Second, the utility is allowed to share a portion of increased profits related to performance improvements with the remainder being passed on to customers in a profit sharing/cost reduction agreement. This is similar to performance-based rate (PBR) theory, where utilities can increase return given satisfactory performance measured against baseline metrics reflecting system operation and performance before and after smart grid.
Third, the utility is allowed to count, bank and then trade the value of the carbon reduction associated with load reduction and improved system losses, etc., in the market. Again, this can be shared with customers. By creating the GEF, the decision to invest in the best and latest technology is incented and rewarded.

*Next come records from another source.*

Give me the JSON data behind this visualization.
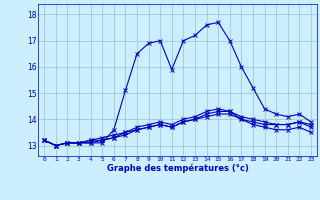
{
  "x": [
    0,
    1,
    2,
    3,
    4,
    5,
    6,
    7,
    8,
    9,
    10,
    11,
    12,
    13,
    14,
    15,
    16,
    17,
    18,
    19,
    20,
    21,
    22,
    23
  ],
  "line1": [
    13.2,
    13.0,
    13.1,
    13.1,
    13.1,
    13.1,
    13.6,
    15.1,
    16.5,
    16.9,
    17.0,
    15.9,
    17.0,
    17.2,
    17.6,
    17.7,
    17.0,
    16.0,
    15.2,
    14.4,
    14.2,
    14.1,
    14.2,
    13.9
  ],
  "line2": [
    13.2,
    13.0,
    13.1,
    13.1,
    13.1,
    13.2,
    13.3,
    13.4,
    13.6,
    13.7,
    13.8,
    13.7,
    13.9,
    14.0,
    14.1,
    14.2,
    14.2,
    14.0,
    13.9,
    13.8,
    13.8,
    13.8,
    13.9,
    13.8
  ],
  "line3": [
    13.2,
    13.0,
    13.1,
    13.1,
    13.2,
    13.2,
    13.3,
    13.5,
    13.6,
    13.7,
    13.8,
    13.7,
    13.9,
    14.0,
    14.2,
    14.3,
    14.3,
    14.1,
    14.0,
    13.9,
    13.8,
    13.8,
    13.9,
    13.7
  ],
  "line4": [
    13.2,
    13.0,
    13.1,
    13.1,
    13.2,
    13.3,
    13.4,
    13.5,
    13.7,
    13.8,
    13.9,
    13.8,
    14.0,
    14.1,
    14.3,
    14.4,
    14.3,
    14.0,
    13.8,
    13.7,
    13.6,
    13.6,
    13.7,
    13.5
  ],
  "line_color": "#0000bb",
  "bg_color": "#cceeff",
  "grid_color": "#99cccc",
  "ylabel_values": [
    13,
    14,
    15,
    16,
    17,
    18
  ],
  "xlabel": "Graphe des températures (°c)",
  "xlim": [
    -0.5,
    23.5
  ],
  "ylim": [
    12.6,
    18.4
  ],
  "tick_labels": [
    "0",
    "1",
    "2",
    "3",
    "4",
    "5",
    "6",
    "7",
    "8",
    "9",
    "10",
    "11",
    "12",
    "13",
    "14",
    "15",
    "16",
    "17",
    "18",
    "19",
    "20",
    "21",
    "22",
    "23"
  ]
}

Looking at the suite of grid-efficiency improvements and granting them the same (or increased) benefit of other capital assets can make a significant difference in moving the nation towards a lower carbon future. Some experts certainly will maintain that utilities today aren’t prevented from including any capital item in their rate-recovery requests, yet, in practice, a balancing act occurs in which investments of all kinds are traded off against each other in an effort to trim budgets and win regulatory (as well as internal) approval. Today, in a typical rate case, utilities and investors are rewarded for capital deployment in support of load growth and reliability. In the future, under GEF, utilities and investors will be rewarded for minimal system growth, while maintaining the highest efficiency and reliability across the system.

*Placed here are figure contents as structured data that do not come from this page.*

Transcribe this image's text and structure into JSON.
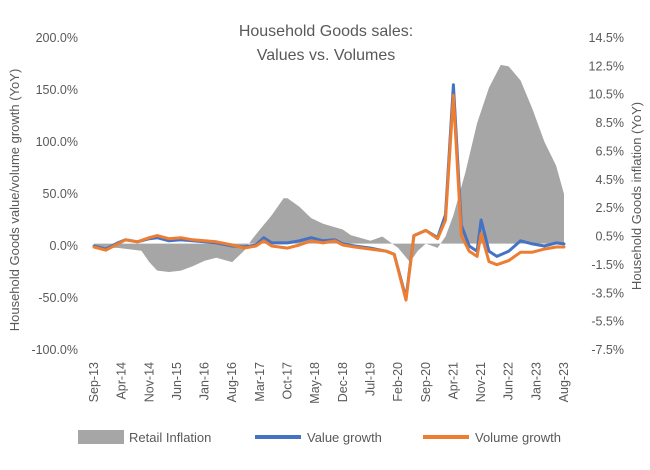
{
  "chart_data": {
    "type": "combo",
    "title_line1": "Household Goods sales:",
    "title_line2": "Values vs. Volumes",
    "ylabel_left": "Household Goods value/volume  growth (YoY)",
    "ylabel_right": "Household Goods inflation (YoY)",
    "y_left_range": [
      -100,
      200
    ],
    "y_left_ticks": [
      "200.0%",
      "150.0%",
      "100.0%",
      "50.0%",
      "0.0%",
      "-50.0%",
      "-100.0%"
    ],
    "y_right_range": [
      -7.5,
      14.5
    ],
    "y_right_ticks": [
      "14.5%",
      "12.5%",
      "10.5%",
      "8.5%",
      "6.5%",
      "4.5%",
      "2.5%",
      "0.5%",
      "-1.5%",
      "-3.5%",
      "-5.5%",
      "-7.5%"
    ],
    "x_tick_labels": [
      "Sep-13",
      "Apr-14",
      "Nov-14",
      "Jun-15",
      "Jan-16",
      "Aug-16",
      "Mar-17",
      "Oct-17",
      "May-18",
      "Dec-18",
      "Jul-19",
      "Feb-20",
      "Sep-20",
      "Apr-21",
      "Nov-21",
      "Jun-22",
      "Jan-23",
      "Aug-23"
    ],
    "x_start": "Sep-13",
    "x_end": "Aug-23",
    "legend": [
      "Retail Inflation",
      "Value growth",
      "Volume growth"
    ],
    "colors": {
      "inflation": "#a6a6a6",
      "value": "#4472c4",
      "volume": "#ed7d31",
      "text": "#595959"
    },
    "series": [
      {
        "name": "Retail Inflation",
        "axis": "right",
        "kind": "area",
        "points": [
          [
            "Sep-13",
            -0.3
          ],
          [
            "Mar-14",
            -0.3
          ],
          [
            "Sep-14",
            -0.5
          ],
          [
            "Nov-14",
            -1.3
          ],
          [
            "Jan-15",
            -1.9
          ],
          [
            "Apr-15",
            -2.0
          ],
          [
            "Jul-15",
            -1.9
          ],
          [
            "Oct-15",
            -1.6
          ],
          [
            "Jan-16",
            -1.2
          ],
          [
            "Apr-16",
            -1.0
          ],
          [
            "Aug-16",
            -1.3
          ],
          [
            "Nov-16",
            -0.5
          ],
          [
            "Jan-17",
            0.3
          ],
          [
            "Mar-17",
            1.0
          ],
          [
            "Jun-17",
            2.0
          ],
          [
            "Sep-17",
            3.2
          ],
          [
            "Oct-17",
            3.2
          ],
          [
            "Jan-18",
            2.6
          ],
          [
            "Apr-18",
            1.8
          ],
          [
            "Jul-18",
            1.4
          ],
          [
            "Dec-18",
            1.0
          ],
          [
            "Feb-19",
            0.6
          ],
          [
            "Jul-19",
            0.2
          ],
          [
            "Oct-19",
            0.5
          ],
          [
            "Feb-20",
            -0.3
          ],
          [
            "May-20",
            -1.3
          ],
          [
            "Jul-20",
            -0.5
          ],
          [
            "Sep-20",
            0.0
          ],
          [
            "Dec-20",
            -0.3
          ],
          [
            "Feb-21",
            0.5
          ],
          [
            "Apr-21",
            2.0
          ],
          [
            "Jul-21",
            5.0
          ],
          [
            "Oct-21",
            8.5
          ],
          [
            "Jan-22",
            11.0
          ],
          [
            "Apr-22",
            12.6
          ],
          [
            "Jun-22",
            12.5
          ],
          [
            "Sep-22",
            11.5
          ],
          [
            "Dec-22",
            9.5
          ],
          [
            "Mar-23",
            7.2
          ],
          [
            "Jun-23",
            5.5
          ],
          [
            "Aug-23",
            3.5
          ]
        ]
      },
      {
        "name": "Value growth",
        "axis": "left",
        "kind": "line",
        "points": [
          [
            "Sep-13",
            0
          ],
          [
            "Dec-13",
            -3
          ],
          [
            "Mar-14",
            3
          ],
          [
            "May-14",
            6
          ],
          [
            "Aug-14",
            4
          ],
          [
            "Nov-14",
            7
          ],
          [
            "Jan-15",
            8
          ],
          [
            "Apr-15",
            5
          ],
          [
            "Jul-15",
            6
          ],
          [
            "Oct-15",
            5
          ],
          [
            "Jan-16",
            4
          ],
          [
            "Apr-16",
            3
          ],
          [
            "Aug-16",
            0
          ],
          [
            "Nov-16",
            -1
          ],
          [
            "Feb-17",
            1
          ],
          [
            "Apr-17",
            8
          ],
          [
            "Jun-17",
            3
          ],
          [
            "Oct-17",
            3
          ],
          [
            "Jan-18",
            5
          ],
          [
            "Apr-18",
            8
          ],
          [
            "Jul-18",
            5
          ],
          [
            "Oct-18",
            6
          ],
          [
            "Dec-18",
            2
          ],
          [
            "Mar-19",
            0
          ],
          [
            "Jul-19",
            -2
          ],
          [
            "Nov-19",
            -5
          ],
          [
            "Jan-20",
            -8
          ],
          [
            "Apr-20",
            -50
          ],
          [
            "Jun-20",
            10
          ],
          [
            "Sep-20",
            15
          ],
          [
            "Dec-20",
            8
          ],
          [
            "Feb-21",
            30
          ],
          [
            "Apr-21",
            155
          ],
          [
            "Jun-21",
            20
          ],
          [
            "Aug-21",
            0
          ],
          [
            "Oct-21",
            -5
          ],
          [
            "Nov-21",
            25
          ],
          [
            "Jan-22",
            -5
          ],
          [
            "Mar-22",
            -10
          ],
          [
            "Jun-22",
            -5
          ],
          [
            "Sep-22",
            5
          ],
          [
            "Dec-22",
            2
          ],
          [
            "Mar-23",
            0
          ],
          [
            "Jun-23",
            3
          ],
          [
            "Aug-23",
            2
          ]
        ]
      },
      {
        "name": "Volume growth",
        "axis": "left",
        "kind": "line",
        "points": [
          [
            "Sep-13",
            -1
          ],
          [
            "Dec-13",
            -4
          ],
          [
            "Mar-14",
            2
          ],
          [
            "May-14",
            6
          ],
          [
            "Aug-14",
            4
          ],
          [
            "Nov-14",
            8
          ],
          [
            "Jan-15",
            10
          ],
          [
            "Apr-15",
            7
          ],
          [
            "Jul-15",
            8
          ],
          [
            "Oct-15",
            6
          ],
          [
            "Jan-16",
            5
          ],
          [
            "Apr-16",
            4
          ],
          [
            "Aug-16",
            1
          ],
          [
            "Nov-16",
            -2
          ],
          [
            "Feb-17",
            0
          ],
          [
            "Apr-17",
            5
          ],
          [
            "Jun-17",
            0
          ],
          [
            "Oct-17",
            -2
          ],
          [
            "Jan-18",
            1
          ],
          [
            "Apr-18",
            5
          ],
          [
            "Jul-18",
            3
          ],
          [
            "Oct-18",
            5
          ],
          [
            "Dec-18",
            1
          ],
          [
            "Mar-19",
            -1
          ],
          [
            "Jul-19",
            -3
          ],
          [
            "Nov-19",
            -5
          ],
          [
            "Jan-20",
            -8
          ],
          [
            "Apr-20",
            -52
          ],
          [
            "Jun-20",
            10
          ],
          [
            "Sep-20",
            15
          ],
          [
            "Dec-20",
            7
          ],
          [
            "Feb-21",
            25
          ],
          [
            "Apr-21",
            145
          ],
          [
            "Jun-21",
            10
          ],
          [
            "Aug-21",
            -5
          ],
          [
            "Oct-21",
            -10
          ],
          [
            "Nov-21",
            12
          ],
          [
            "Jan-22",
            -15
          ],
          [
            "Mar-22",
            -18
          ],
          [
            "Jun-22",
            -14
          ],
          [
            "Sep-22",
            -6
          ],
          [
            "Dec-22",
            -6
          ],
          [
            "Mar-23",
            -3
          ],
          [
            "Jun-23",
            -1
          ],
          [
            "Aug-23",
            -1
          ]
        ]
      }
    ]
  }
}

The GEF allows for a series of checks and balances as the current state of the utility system serves as the baseline with critical performance metrics inserted and revisited on a regular basis. This allows regulators and other governing bodies to monitor performance to insure the value created is properly distributed to customers as well as investors or financiers. Also, the GEF can be factored into the integrated resource planning (IRP) process, for those jurisdictions requiring it, using measures that recognize the full value of these programs, including the carbon, energy and capacity reductions. At the planning level, this will stimulate additional and alternative investments since important inputs into an economic life assessment of a generation alternative will be altered. In order for the GEF methodology to take hold, a different view of utility technology investments will need to be developed. Given the relatively nascent nature of intelligent infrastructure, the next few years will require significant analysis of the benefits of a more efficient grid. Regulatory support is at the heart of moving the entire system ahead. And, as the quid pro quo for that support, utilities will need to invest in high levels of monitoring, measurement and verification to justify the investment and near-term rate impacts. GEF will require utilities to make bold moves that will help protect their futures, lower carbon and increase efficiencies. It will require regulatory encouragement and financial support, including all types of utility oversight. Additionally, it will require public education and understanding, and explicit financial certainties including working carbon markets.
Success in the early years of the GEF will require companies to have a deep understanding of electricity markets and the regulatory environment. It will require utilities to bring together all sides in the discussion and thoughtfully balance the interests of all parties. This balancing of interests will require analysis down to the feeder level and back across its smart grid and related investments in order to gain regulatory support for AMI and smart-grid investments.
A new GEF will redefine the way the nation justifies and implements intelligent infrastructure, and this will be the foundation that attracts the capital that will make it happen.